The Singles Jukebox

Pop, to two decimal places.

Jennifer Hudson – Where You At

Never reviewed her before, apparently…



[Video][Website]
[5.71]

Al Shipley: If any singer and songwriter combination possesses the powerful voice and sense of writerly detail to turn the kind of question people usually text to each other into a poignant refrain, it’s J-Hud and Kells. But they don’t quite get there, do they?
[5]

Alfred Soto: Too lustrous to sit staring at the phone. “Too smart,” I’m not sure. Who ever heard of a woman who looked askance at her boy going to church? Maybe he’s praying for an anvil falling on the Oscar winner’s head.
[4]

Anthony Easton: Crisp phrasing, and in words and phrases that would provide an excuse to go buck wild on the vowels, she restrains herself (c.f “Umbrella”). The coldness of the delivery suggests an exhaustion with the player — not anger or cataclysmic sadness, but just a giving up. Breaks down the control in the last very little bit, but Hudson may be one of the great gifts of American Idol.
[8]

Jer Fairall: The pristine clarity of the sparkling piano hook, slick backing loop and the song’s overall melodic forthrightness are like something off of an MTV playlist circa 1995 that I probably wouldn’t have cared for at the time, but which today finds me mournful over the comparative lack of smooth professionalism in the cookie-cutter scraps regularly thrown out by Dr. Luke or Max Martin. Shame that no one involved was able to resist the melismatic finale that Hudson’s presence all but guarantees, but which feels wholly inappropriate nonetheless.
[7]

Ian Mathers: Those opening sobs of vocalese pass sad on the way to lugubrious, and that barbaric yawp circa the words “no show” is ridiculous, but the verses are solid and who doesn’t love it a little when she bluntly directs him to stop slangin’ and get a fucking job?

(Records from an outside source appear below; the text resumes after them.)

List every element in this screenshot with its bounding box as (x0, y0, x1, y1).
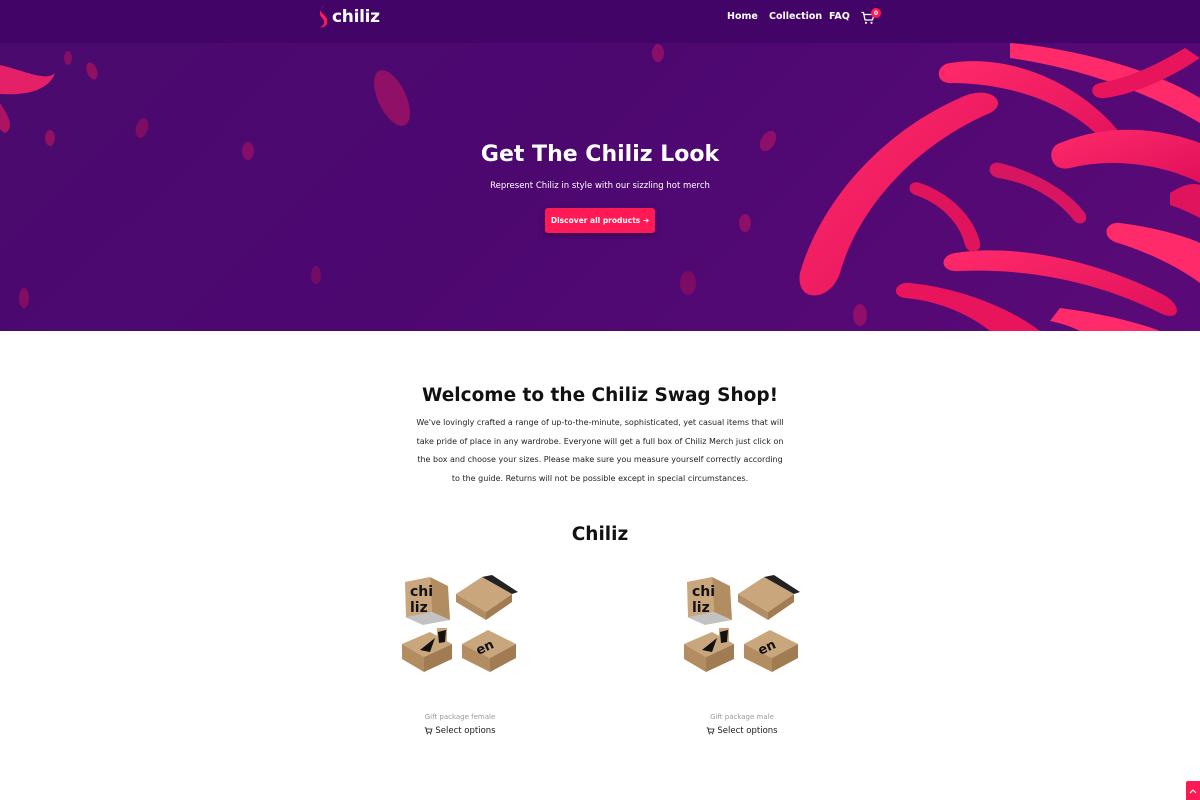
nav-home[interactable]: Home (727, 11, 758, 22)
product-name[interactable]: Gift package female (390, 713, 530, 721)
cart-icon (707, 727, 715, 735)
chili-logo-icon (319, 6, 328, 28)
product-card[interactable]: chi liz en Gift package female Select op… (390, 572, 530, 736)
nav-faq[interactable]: FAQ (829, 11, 850, 22)
scroll-to-top-button[interactable] (1186, 781, 1200, 800)
product-card[interactable]: chi liz en Gift package male Select opti… (672, 572, 812, 736)
cart-icon (425, 727, 433, 735)
chevron-up-icon (1189, 788, 1197, 793)
select-options-label: Select options (435, 726, 496, 736)
top-navbar: chiliz Home Collection FAQ 0 (0, 0, 1200, 43)
chiliz-logo[interactable]: chiliz (318, 5, 380, 29)
select-options-label: Select options (717, 726, 778, 736)
hero-subtitle: Represent Chiliz in style with our sizzl… (490, 181, 710, 191)
cart-count-badge: 0 (871, 8, 881, 18)
welcome-title: Welcome to the Chiliz Swag Shop! (421, 385, 779, 406)
nav-collection[interactable]: Collection (769, 11, 822, 22)
discover-products-button[interactable]: Discover all products ➔ (545, 208, 655, 233)
select-options-button[interactable]: Select options (390, 726, 530, 736)
logo-text: chiliz (332, 7, 380, 27)
svg-text:chi: chi (410, 584, 433, 600)
gift-package-image[interactable]: chi liz en (390, 572, 530, 684)
select-options-button[interactable]: Select options (672, 726, 812, 736)
collection-title: Chiliz (571, 524, 629, 545)
gift-package-image[interactable]: chi liz en (672, 572, 812, 684)
svg-text:chi: chi (692, 584, 715, 600)
hero-banner: Get The Chiliz Look Represent Chiliz in … (0, 43, 1200, 331)
hero-title: Get The Chiliz Look (480, 142, 720, 167)
product-name[interactable]: Gift package male (672, 713, 812, 721)
welcome-text: We've lovingly crafted a range of up-to-… (416, 418, 784, 483)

If only there were an actual chorus…
[4]

Martin Skidmore: She delivers it very well, with vocal muscle if not too much personality. Ultimately it sounds sort of generic, all well done and in a genre I like, but in the end uninspired.
[6]

Jonathan Bogart: Good for her for finding exactly the material she’s suited for — outraged you-ain’t-living-up-to-my-standards Big Balladry. And extra points for the “Umbrella” reference in the opening line. But despite what is evidently supposed to be a sturming and dranging production, it kind of just ebbs back and forth, without building to any kind of catharsis.